This year's event includes 50 projects developed by 205 students. In addition, members of the concrete canoe project will share their work and six projects will be presented from the GK-12 E-Fellowship program, which partners graduate students with local schools to bring energy-related research into K-12 classrooms. In total there will be 52 posters displayed, 36 demonstrations given (10 of them outside), and 30 presentations delivered.
"Innovation Day is an exciting event for us because it exemplifies our work toward a number of the College's strategic goals, including innovation-based economic development," Maragakis said. "In line with our commitment to providing our students a globally competitive education, we are working to offer them the exposure to industry they need to join the workforce ready to contribute. Hands-on design projects like these demonstrate that our students understand the complexities of engineering design problems and can offer solutions that are developed with industry needs in mind."

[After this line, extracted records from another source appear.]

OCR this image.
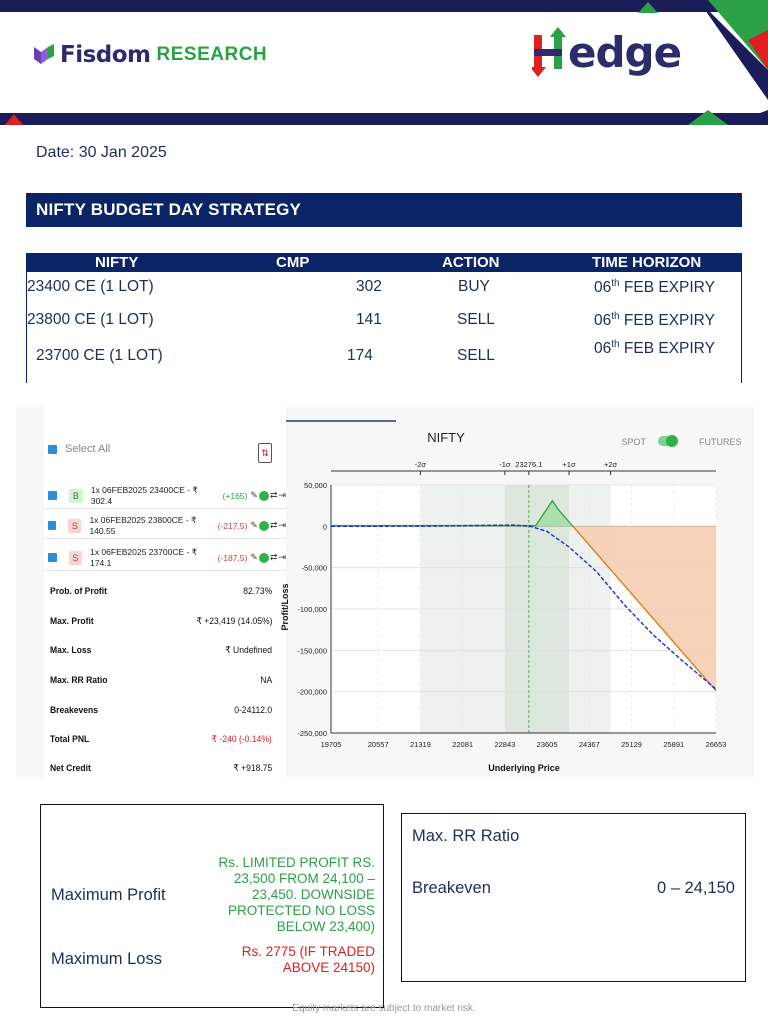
Fisdom RESEARCH	edge
Date: 30 Jan 2025
NIFTY BUDGET DAY STRATEGY
NIFTY	CMP	ACTION	TIME HORIZON
23400 CE (1 LOT)	302	BUY	06th FEB EXPIRY
23800 CE (1 LOT)	141	SELL	06th FEB EXPIRY
23700 CE (1 LOT)	174	SELL	06th FEB EXPIRY
Select All	⇅
B
1x 06FEB2025 23400CE - ₹ 302.4
(+165) ✎ ⇄ ⇥
S
1x 06FEB2025 23800CE - ₹ 140.55
(-217.5) ✎ ⇄ ⇥
S
1x 06FEB2025 23700CE - ₹ 174.1
(-187.5) ✎ ⇄ ⇥
Prob. of Profit	82.73%
Max. Profit	₹ +23,419 (14.05%)
Max. Loss	₹ Undefined
Max. RR Ratio	NA
Breakevens	0-24112.0
Total PNL	₹ -240 (-0.14%)
Net Credit	₹ +918.75
NIFTY	SPOT	FUTURES
50,000
0
-50,000
-100,000
-150,000
-200,000
-250,000
19705	20557	21319	22081	22843	23605	24367	25129	25891	26653
-2σ	-1σ 23276.1	+1σ	+2σ
Underlying Price
Profit/Loss
Maximum Profit
Rs. LIMITED PROFIT RS. 23,500 FROM 24,100 – 23,450. DOWNSIDE PROTECTED NO LOSS BELOW 23,400)
Maximum Loss	Rs. 2775 (IF TRADED ABOVE 24150)
Max. RR Ratio
Breakeven	0 – 24,150
Equity markets are subject to market risk.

"We hope that the diversity and significance of the topics, the quality of the projects, and the hard work and dedication of the students will make a great case for what engineering means in today's world and for the exciting contributions made by engineers to society," said event organizers and College of Engineering Assistant Professor Emil Geiger and Professor Sergiu Dascalu.
"We'd like to thank our students, advisors, sponsors, course instructors and program coordinators: Alan Fuchs, Raj Siddarthan, Yantao Shen, Richard Wilder, Kam Leang and Susan Fitzgerald for their help in bringing this event together. There are many other faculty advisors and industry sponsors who worked with our students - we are very grateful to all of them."